Sorry about your foot. Hope those are the last stitches you receive.

Philbert


----------



## gilraine (Mar 24, 2009)

Philbert said:


> Steel toed boots are good for protecting the toes, but they do not protect the sides of your feet from a chainsaw cut. There are a number of boots with protective fabric, similar to that used in chaps, on the sides.
> 
> Inexpensive ones are rubber boots - around $100. Leather ones are $200+. They are required in some states by OSHA. I don't have a brand to recommend, but my local dealer sells some, and I see some in the catalogs.
> 
> ...


the saw came in behind the steel toe.. the stihl ones are said to protect the complete foot...they are 220 bucks, I may order a pair and see for myself.... it could have been alot worse... no bone or tendon damage, just a nasty scar..I'll try and get some pictures, gotta see if I can borrow a camera..


----------



## Taxmantoo (Mar 24, 2009)

Labonville (site sponsor) sells boots and boot liners. 
The boot liners sound like the economical way to go in the winter (with oversized boots). 

http://www.labonville.com/shop/pc/viewCat_h.asp?idCategory=41


----------



## Philbert (Mar 24, 2009)

gilraine said:


> the saw came in behind the steel toe..


!!!!!Ouch!!!!!

But a great question - where exactly does the protection cover (and where does it NOT)? Obviously, chaps leave significant parts of your leg and (ahem) exposed.

When I work in steel mills, I am required to wear safety boots with 'metatarsal guards' that provide impact protection from the toes up the instep. These are NOT designed as chainsaw protective boots, and do NOT provide any side protection. But they would protect that area where you got cut. Have not worn mine in the woods.

Here are some examples from one company (some of the metatarsal guards are hidden below the laces and difficult to see - others are plainly obvious, and also protect the laces - nice in a steel mill with flying sparks!) http://www.ironageworkboots.com/catalog/index.php?cPath=37&osCsid=6e6254453236f3858c63e4d5a339bfe6

Philbert


----------



## Philbert (Mar 24, 2009)

taxmantoo said:


> Labonville (site sponsor) sells boots and boot liners. The boot liners sound like the economical way to go in the winter (with oversized boots). [/url]

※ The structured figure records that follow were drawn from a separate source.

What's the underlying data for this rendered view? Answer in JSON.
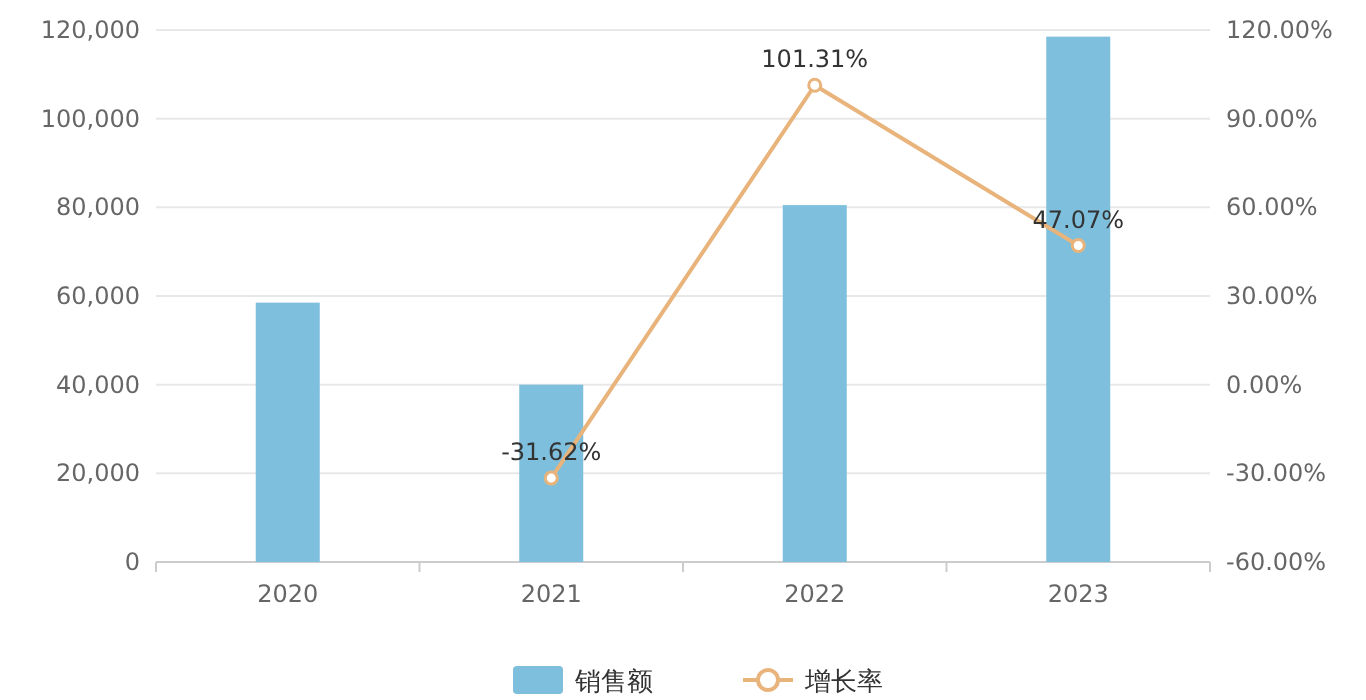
{
  "chart_data": {
    "type": "bar",
    "categories": [
      "2020",
      "2021",
      "2022",
      "2023"
    ],
    "series": [
      {
        "name": "销售额",
        "color": "#7dbfdc",
        "values": [
          58500,
          40000,
          80500,
          118500
        ]
      },
      {
        "name": "增长率",
        "type": "line",
        "axis": "y2",
        "color": "#e9b47c",
        "values": [
          null,
          -31.62,
          101.31,
          47.07
        ],
        "value_labels": [
          null,
          "-31.62%",
          "101.31%",
          "47.07%"
        ]
      }
    ],
    "ylim": [
      0,
      120000
    ],
    "yticks": [
      {
        "value": 0,
        "label": "0"
      },
      {
        "value": 20000,
        "label": "20,000"
      },
      {
        "value": 40000,
        "label": "40,000"
      },
      {
        "value": 60000,
        "label": "60,000"
      },
      {
        "value": 80000,
        "label": "80,000"
      },
      {
        "value": 100000,
        "label": "100,000"
      },
      {
        "value": 120000,
        "label": "120,000"
      }
    ],
    "y2lim": [
      -60,
      120
    ],
    "y2ticks": [
      {
        "value": -60,
        "label": "-60.00%"
      },
      {
        "value": -30,
        "label": "-30.00%"
      },
      {
        "value": 0,
        "label": "0.00%"
      },
      {
        "value": 30,
        "label": "30.00%"
      },
      {
        "value": 60,
        "label": "60.00%"
      },
      {
        "value": 90,
        "label": "90.00%"
      },
      {
        "value": 120,
        "label": "120.00%"
      }
    ],
    "grid": "y",
    "legend": "bottom",
    "marker": "circle"
  }
}
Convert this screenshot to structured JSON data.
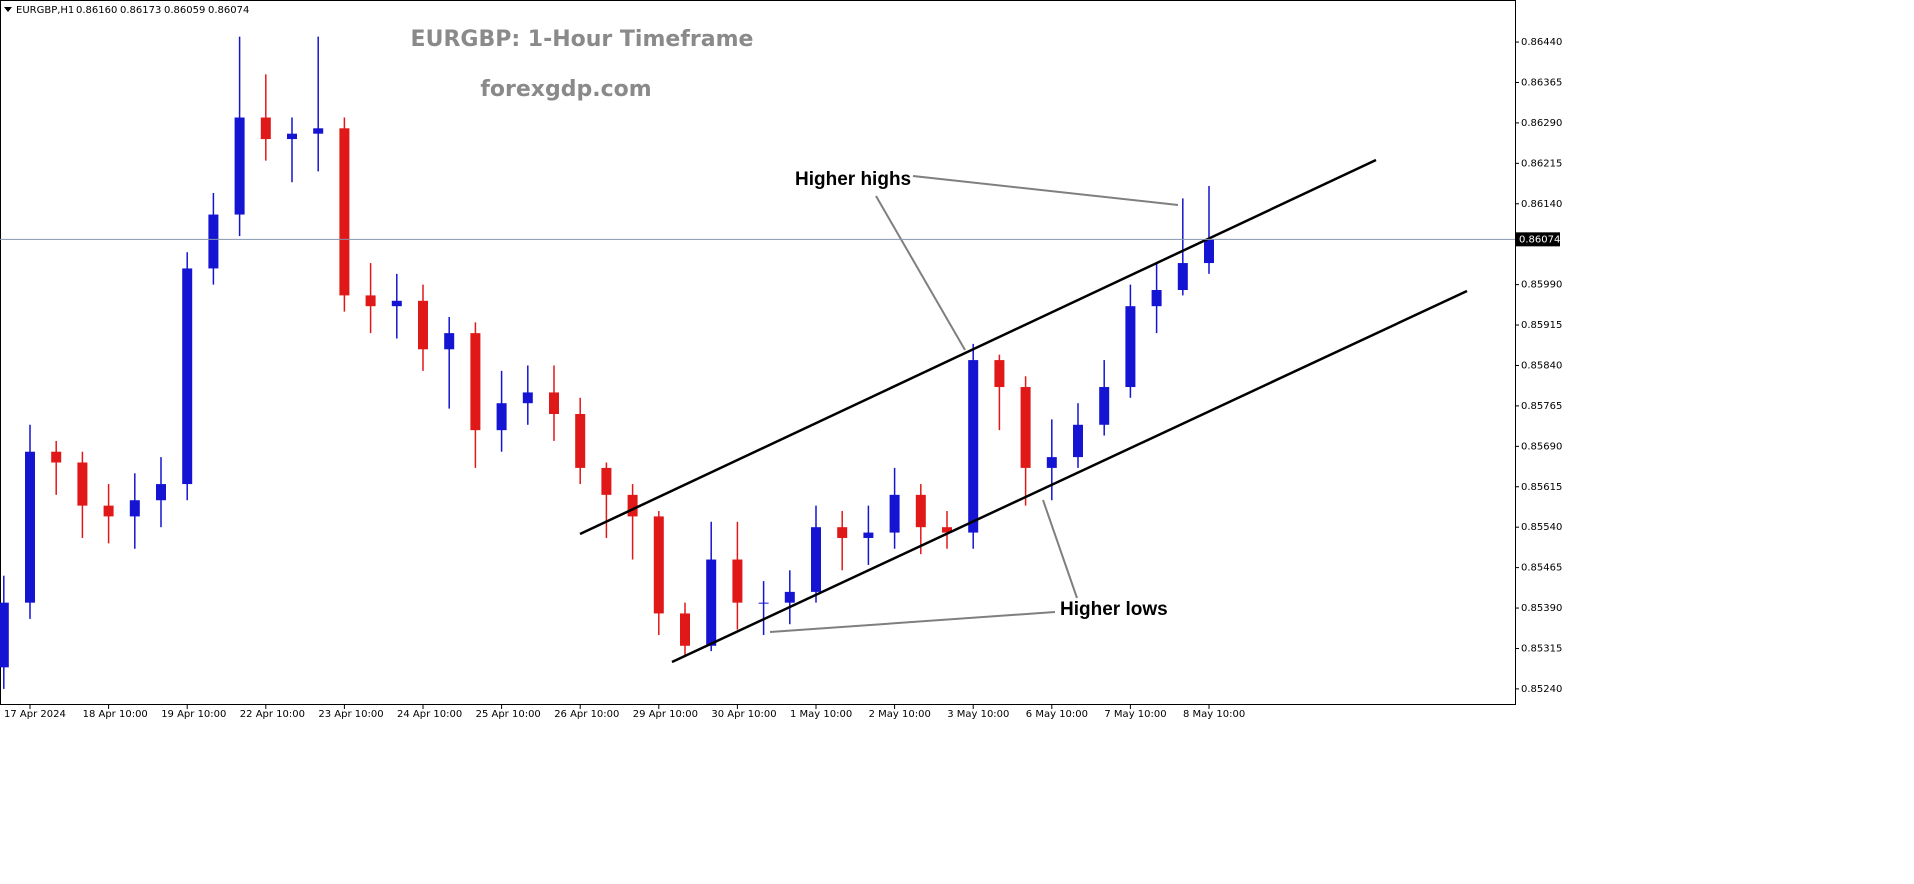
{
  "header": {
    "symbol": "EURGBP,H1",
    "ohlc": [
      "0.86160",
      "0.86173",
      "0.86059",
      "0.86074"
    ]
  },
  "chart_data": {
    "type": "candlestick",
    "title": "EURGBP: 1-Hour Timeframe",
    "subtitle": "forexgdp.com",
    "annotations": [
      "Higher highs",
      "Higher lows"
    ],
    "up_color": "#1414d2",
    "down_color": "#e01818",
    "categories": [
      null,
      "17 Apr 2024",
      null,
      null,
      "18 Apr 10:00",
      null,
      null,
      "19 Apr 10:00",
      null,
      null,
      "22 Apr 10:00",
      null,
      null,
      "23 Apr 10:00",
      null,
      null,
      "24 Apr 10:00",
      null,
      null,
      "25 Apr 10:00",
      null,
      null,
      "26 Apr 10:00",
      null,
      null,
      "29 Apr 10:00",
      null,
      null,
      "30 Apr 10:00",
      null,
      null,
      "1 May 10:00",
      null,
      null,
      "2 May 10:00",
      null,
      null,
      "3 May 10:00",
      null,
      null,
      "6 May 10:00",
      null,
      null,
      "7 May 10:00",
      null,
      null,
      "8 May 10:00"
    ],
    "open": [
      0.8528,
      0.854,
      0.8568,
      0.8566,
      0.8558,
      0.8556,
      0.8559,
      0.8562,
      0.8602,
      0.8612,
      0.863,
      0.8626,
      0.8627,
      0.8628,
      0.8597,
      0.8595,
      0.8596,
      0.8587,
      0.859,
      0.8572,
      0.8577,
      0.8579,
      0.8575,
      0.8565,
      0.856,
      0.8556,
      0.8538,
      0.8532,
      0.8548,
      0.854,
      0.854,
      0.8542,
      0.8554,
      0.8552,
      0.8553,
      0.856,
      0.8554,
      0.8553,
      0.8585,
      0.858,
      0.8565,
      0.8567,
      0.8573,
      0.858,
      0.8595,
      0.8598,
      0.8603
    ],
    "high": [
      0.8545,
      0.8573,
      0.857,
      0.8568,
      0.8562,
      0.8564,
      0.8567,
      0.8605,
      0.8616,
      0.8645,
      0.8638,
      0.863,
      0.8645,
      0.863,
      0.8603,
      0.8601,
      0.8599,
      0.8593,
      0.8592,
      0.8583,
      0.8584,
      0.8584,
      0.8578,
      0.8566,
      0.8562,
      0.8557,
      0.854,
      0.8555,
      0.8555,
      0.8544,
      0.8546,
      0.8558,
      0.8557,
      0.8558,
      0.8565,
      0.8562,
      0.8557,
      0.8588,
      0.8586,
      0.8582,
      0.8574,
      0.8577,
      0.8585,
      0.8599,
      0.8603,
      0.8615,
      0.86173
    ],
    "low": [
      0.8524,
      0.8537,
      0.856,
      0.8552,
      0.8551,
      0.855,
      0.8554,
      0.8559,
      0.8599,
      0.8608,
      0.8622,
      0.8618,
      0.862,
      0.8594,
      0.859,
      0.8589,
      0.8583,
      0.8576,
      0.8565,
      0.8568,
      0.8573,
      0.857,
      0.8562,
      0.8552,
      0.8548,
      0.8534,
      0.853,
      0.8531,
      0.8535,
      0.8534,
      0.8536,
      0.854,
      0.8546,
      0.8547,
      0.855,
      0.8549,
      0.855,
      0.855,
      0.8572,
      0.8558,
      0.8559,
      0.8565,
      0.8571,
      0.8578,
      0.859,
      0.8597,
      0.8601
    ],
    "close": [
      0.854,
      0.8568,
      0.8566,
      0.8558,
      0.8556,
      0.8559,
      0.8562,
      0.8602,
      0.8612,
      0.863,
      0.8626,
      0.8627,
      0.8628,
      0.8597,
      0.8595,
      0.8596,
      0.8587,
      0.859,
      0.8572,
      0.8577,
      0.8579,
      0.8575,
      0.8565,
      0.856,
      0.8556,
      0.8538,
      0.8532,
      0.8548,
      0.854,
      0.854,
      0.8542,
      0.8554,
      0.8552,
      0.8553,
      0.856,
      0.8554,
      0.8553,
      0.8585,
      0.858,
      0.8565,
      0.8567,
      0.8573,
      0.858,
      0.8595,
      0.8598,
      0.8603,
      0.86074
    ],
    "current_price": {
      "value": 0.86074,
      "label": "0.86074"
    },
    "ylim": [
      0.85212,
      0.86518
    ],
    "yticks": [
      {
        "value": 0.8644,
        "label": "0.86440"
      },
      0.86365,
      {
        "value": 0.8629,
        "label": "0.86290"
      },
      0.86215,
      {
        "value": 0.8614,
        "label": "0.86140"
      },
      {
        "value": 0.8599,
        "label": "0.85990"
      },
      0.85915,
      {
        "value": 0.8584,
        "label": "0.85840"
      },
      0.85765,
      {
        "value": 0.8569,
        "label": "0.85690"
      },
      0.85615,
      {
        "value": 0.8554,
        "label": "0.85540"
      },
      0.85465,
      {
        "value": 0.8539,
        "label": "0.85390"
      },
      0.85315,
      {
        "value": 0.8524,
        "label": "0.85240"
      }
    ]
  }
}
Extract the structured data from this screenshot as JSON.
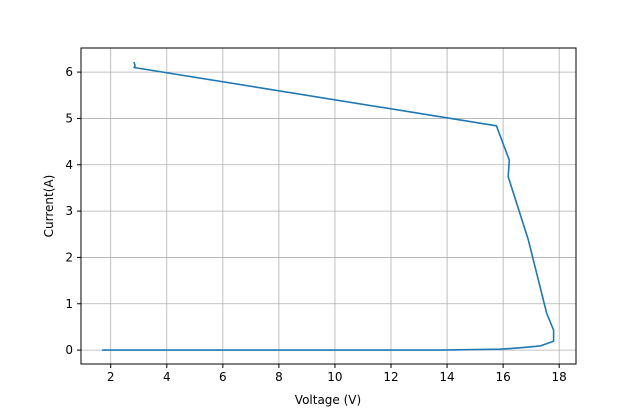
{
  "chart_data": {
    "type": "line",
    "title": "",
    "xlabel": "Voltage (V)",
    "ylabel": "Current(A)",
    "xlim": [
      0.94,
      18.6
    ],
    "ylim": [
      -0.3,
      6.52
    ],
    "xticks": [
      2,
      4,
      6,
      8,
      10,
      12,
      14,
      16,
      18
    ],
    "yticks": [
      0,
      1,
      2,
      3,
      4,
      5,
      6
    ],
    "grid": true,
    "series": [
      {
        "color": "#1f77b4",
        "x": [
          2.83,
          2.87,
          2.83,
          15.76,
          16.22,
          16.18,
          16.9,
          17.55,
          17.8,
          17.8,
          17.33,
          16.6,
          15.9,
          13.8,
          8.0,
          1.69
        ],
        "y": [
          6.22,
          6.13,
          6.1,
          4.84,
          4.1,
          3.74,
          2.38,
          0.8,
          0.43,
          0.19,
          0.09,
          0.05,
          0.02,
          0.0,
          0.0,
          0.0
        ]
      }
    ]
  }
}
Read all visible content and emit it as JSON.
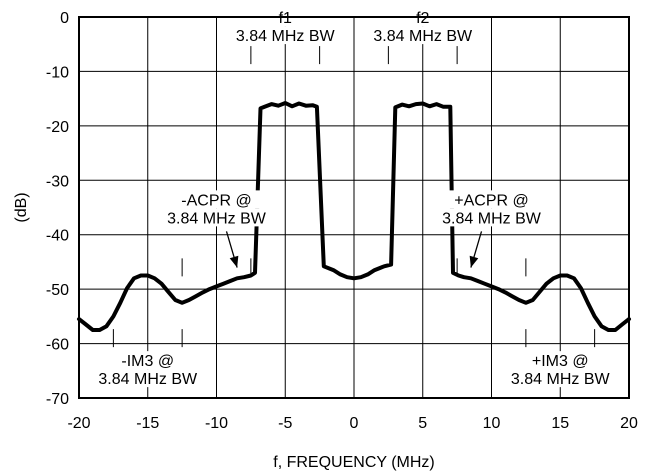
{
  "chart_data": {
    "type": "line",
    "title": "",
    "xlabel": "f, FREQUENCY (MHz)",
    "ylabel": "(dB)",
    "xlim": [
      -20,
      20
    ],
    "ylim": [
      -70,
      0
    ],
    "xticks": [
      -20,
      -15,
      -10,
      -5,
      0,
      5,
      10,
      15,
      20
    ],
    "yticks": [
      0,
      -10,
      -20,
      -30,
      -40,
      -50,
      -60,
      -70
    ],
    "grid": true,
    "legend": "none",
    "series": [
      {
        "x": [
          -20,
          -19.5,
          -19,
          -18.5,
          -18,
          -17.5,
          -17,
          -16.5,
          -16,
          -15.5,
          -15,
          -14.5,
          -14,
          -13.5,
          -13,
          -12.5,
          -12,
          -11.5,
          -11,
          -10.5,
          -10,
          -9.5,
          -9,
          -8.5,
          -8,
          -7.5,
          -7.2,
          -6.8,
          -6.5,
          -6,
          -5.5,
          -5,
          -4.5,
          -4,
          -3.5,
          -3,
          -2.7,
          -2.2,
          -1.5,
          -1,
          -0.5,
          0,
          0.5,
          1,
          1.5,
          2.2,
          2.7,
          3,
          3.5,
          4,
          4.5,
          5,
          5.5,
          6,
          6.5,
          7,
          7.2,
          7.6,
          8,
          8.5,
          9,
          9.5,
          10,
          10.5,
          11,
          11.5,
          12,
          12.5,
          13,
          13.5,
          14,
          14.5,
          15,
          15.5,
          16,
          16.5,
          17,
          17.5,
          18,
          18.5,
          19,
          19.5,
          20
        ],
        "y": [
          -55.5,
          -56.5,
          -57.5,
          -57.5,
          -56.8,
          -55,
          -52.5,
          -49.8,
          -48,
          -47.5,
          -47.5,
          -48,
          -49,
          -50.5,
          -52,
          -52.5,
          -52,
          -51.3,
          -50.6,
          -50,
          -49.5,
          -49,
          -48.5,
          -48,
          -47.8,
          -47.5,
          -47,
          -16.8,
          -16.5,
          -16,
          -16.3,
          -15.8,
          -16.4,
          -15.9,
          -16.3,
          -16.2,
          -16.5,
          -45.8,
          -46.5,
          -47.3,
          -47.8,
          -48,
          -47.8,
          -47.3,
          -46.5,
          -45.8,
          -45.5,
          -16.6,
          -16.1,
          -16.4,
          -16,
          -15.9,
          -16.4,
          -16,
          -16.5,
          -16.5,
          -47,
          -47.5,
          -47.8,
          -48,
          -48.5,
          -49,
          -49.5,
          -50,
          -50.6,
          -51.3,
          -52,
          -52.5,
          -52,
          -50.5,
          -49,
          -48,
          -47.5,
          -47.5,
          -48,
          -49.8,
          -52.5,
          -55,
          -56.8,
          -57.5,
          -57.5,
          -56.5,
          -55.5
        ]
      }
    ],
    "annotations": [
      {
        "lines": [
          "f1",
          "3.84 MHz BW"
        ],
        "bracket_x": [
          -7.5,
          -2.5
        ],
        "y": -7
      },
      {
        "lines": [
          "f2",
          "3.84 MHz BW"
        ],
        "bracket_x": [
          2.5,
          7.5
        ],
        "y": -7
      },
      {
        "lines": [
          "-ACPR @",
          "3.84 MHz BW"
        ],
        "bracket_x": [
          -12.5,
          -7.5
        ],
        "y": -46,
        "arrow_to": [
          -8.5,
          -47.5
        ]
      },
      {
        "lines": [
          "+ACPR @",
          "3.84 MHz BW"
        ],
        "bracket_x": [
          7.5,
          12.5
        ],
        "y": -46,
        "arrow_to": [
          8.5,
          -47.5
        ]
      },
      {
        "lines": [
          "-IM3 @",
          "3.84 MHz BW"
        ],
        "bracket_x": [
          -17.5,
          -12.5
        ],
        "y": -59
      },
      {
        "lines": [
          "+IM3 @",
          "3.84 MHz BW"
        ],
        "bracket_x": [
          12.5,
          17.5
        ],
        "y": -59
      }
    ]
  }
}
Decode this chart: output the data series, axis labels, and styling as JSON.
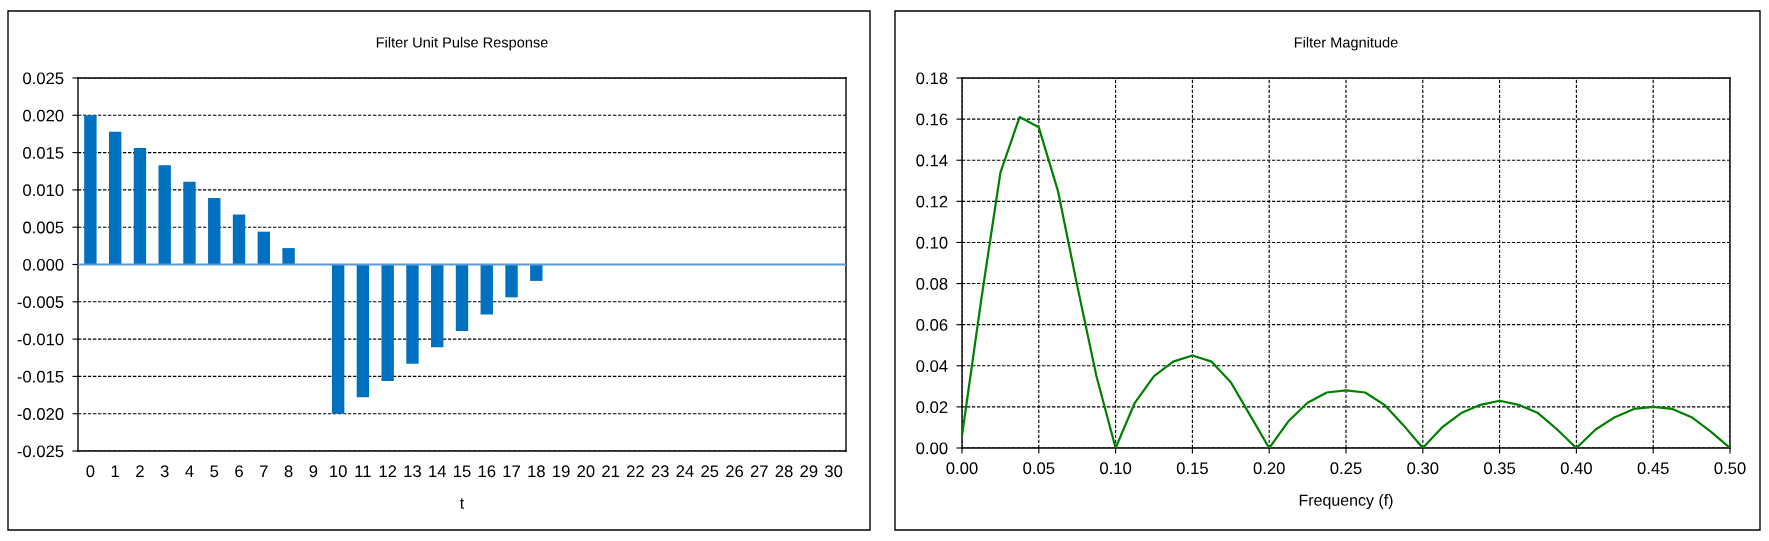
{
  "chart_data": [
    {
      "type": "bar",
      "title": "Filter Unit Pulse Response",
      "xlabel": "t",
      "categories": [
        "0",
        "1",
        "2",
        "3",
        "4",
        "5",
        "6",
        "7",
        "8",
        "9",
        "10",
        "11",
        "12",
        "13",
        "14",
        "15",
        "16",
        "17",
        "18",
        "19",
        "20",
        "21",
        "22",
        "23",
        "24",
        "25",
        "26",
        "27",
        "28",
        "29",
        "30"
      ],
      "values": [
        0.02,
        0.0178,
        0.0156,
        0.0133,
        0.0111,
        0.0089,
        0.0067,
        0.0044,
        0.0022,
        0,
        -0.02,
        -0.0178,
        -0.0156,
        -0.0133,
        -0.0111,
        -0.0089,
        -0.0067,
        -0.0044,
        -0.0022,
        0,
        0,
        0,
        0,
        0,
        0,
        0,
        0,
        0,
        0,
        0,
        0
      ],
      "color": "#0070c0",
      "ylim": [
        -0.025,
        0.025
      ],
      "yticks": [
        {
          "value": -0.025,
          "label": "-0.025"
        },
        {
          "value": -0.02,
          "label": "-0.020"
        },
        {
          "value": -0.015,
          "label": "-0.015"
        },
        {
          "value": -0.01,
          "label": "-0.010"
        },
        {
          "value": -0.005,
          "label": "-0.005"
        },
        {
          "value": 0,
          "label": "0.000"
        },
        {
          "value": 0.005,
          "label": "0.005"
        },
        {
          "value": 0.01,
          "label": "0.010"
        },
        {
          "value": 0.015,
          "label": "0.015"
        },
        {
          "value": 0.02,
          "label": "0.020"
        },
        {
          "value": 0.025,
          "label": "0.025"
        }
      ],
      "grid": "y",
      "ref_lines": [
        {
          "axis": "y",
          "value": 0,
          "color": "#5b9bd5"
        }
      ]
    },
    {
      "type": "line",
      "title": "Filter Magnitude",
      "xlabel": "Frequency (f)",
      "x": [
        0,
        0.0125,
        0.025,
        0.0375,
        0.05,
        0.0625,
        0.075,
        0.0875,
        0.1,
        0.1125,
        0.125,
        0.1375,
        0.15,
        0.1625,
        0.175,
        0.1875,
        0.2,
        0.2125,
        0.225,
        0.2375,
        0.25,
        0.2625,
        0.275,
        0.2875,
        0.3,
        0.3125,
        0.325,
        0.3375,
        0.35,
        0.3625,
        0.375,
        0.3875,
        0.4,
        0.4125,
        0.425,
        0.4375,
        0.45,
        0.4625,
        0.475,
        0.4875,
        0.5
      ],
      "values": [
        0.006,
        0.072,
        0.134,
        0.161,
        0.156,
        0.125,
        0.079,
        0.035,
        0,
        0.022,
        0.035,
        0.042,
        0.045,
        0.042,
        0.032,
        0.016,
        0,
        0.013,
        0.022,
        0.027,
        0.028,
        0.027,
        0.021,
        0.011,
        0,
        0.01,
        0.017,
        0.021,
        0.023,
        0.021,
        0.017,
        0.009,
        0,
        0.009,
        0.015,
        0.019,
        0.02,
        0.019,
        0.015,
        0.008,
        0
      ],
      "color": "#008000",
      "xlim": [
        0,
        0.5
      ],
      "xticks": [
        {
          "value": 0,
          "label": "0.00"
        },
        {
          "value": 0.05,
          "label": "0.05"
        },
        {
          "value": 0.1,
          "label": "0.10"
        },
        {
          "value": 0.15,
          "label": "0.15"
        },
        {
          "value": 0.2,
          "label": "0.20"
        },
        {
          "value": 0.25,
          "label": "0.25"
        },
        {
          "value": 0.3,
          "label": "0.30"
        },
        {
          "value": 0.35,
          "label": "0.35"
        },
        {
          "value": 0.4,
          "label": "0.40"
        },
        {
          "value": 0.45,
          "label": "0.45"
        },
        {
          "value": 0.5,
          "label": "0.50"
        }
      ],
      "ylim": [
        0,
        0.18
      ],
      "yticks": [
        {
          "value": 0,
          "label": "0.00"
        },
        {
          "value": 0.02,
          "label": "0.02"
        },
        {
          "value": 0.04,
          "label": "0.04"
        },
        {
          "value": 0.06,
          "label": "0.06"
        },
        {
          "value": 0.08,
          "label": "0.08"
        },
        {
          "value": 0.1,
          "label": "0.10"
        },
        {
          "value": 0.12,
          "label": "0.12"
        },
        {
          "value": 0.14,
          "label": "0.14"
        },
        {
          "value": 0.16,
          "label": "0.16"
        },
        {
          "value": 0.18,
          "label": "0.18"
        }
      ],
      "grid": true
    }
  ]
}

Need to get B_Turner and JeepNJesse to cut up, I mean 'test' a set of these too!

Philbert


----------



## 371groundie (Mar 24, 2009)

+1 for labonvilles. i like the 2inch logger heel.


----------



## blewgrass (Mar 24, 2009)

love my labonville boots. fit good, steel toe with scuff guard, and they have kevlar to help mitigate injury. they were under $180 too.


----------



## spankrz (Mar 24, 2009)

gilraine said:


> well today I took the 026 to my foot..21 stitches later..hurts pretty good, but it could have been worse.. My girlfriend has told me no more cutting till I get a good pair of cut resistant boots.. I had on a helmet, chaps, ear and eye protection, but the foot got cut.. my question is what is everyone's experience with the stihl protective boots???? if they are no good, what is a good substitute.. thanks and stay safe



i have a pair of the stihl pro-mark boots. they are leather boots, steel toed, and have kevlar in them for the saw protection. honestly, they are a really good boot. they are a little heavy, but if you don't mind that, they are as comfortable as any boot i have ever had. you can walk all day without skipping a beat in a pair of pro-marks. --but-- they're not cheap...


----------



## fishercat (Mar 25, 2009)

*what size do you wear?*



gilraine said:


> well today I took the 026 to my foot..21 stitches later..hurts pretty good, but it could have been worse.. My girlfriend has told me no more cutting till I get a good pair of cut resistant boots.. I had on a helmet, chaps, ear and eye protection, but the foot got cut.. my question is what is everyone's experience with the stihl protective boots???? if they are no good, what is a good substitute.. thanks and stay safe



i have a pair of leather Husqvarna chainsaw boots with vibram soles.made here in the good old USA.they are size 13.i have only worn them for climbing.they have some scuffs but are still in great shape.


----------



## gilraine (Mar 25, 2009)

fishercat said:


> i have a pair of leather Husqvarna chainsaw boots with vibram soles.made here in the good old USA.they are size 13.i have only worn them for climbing.they have some scuffs but are still in great shape.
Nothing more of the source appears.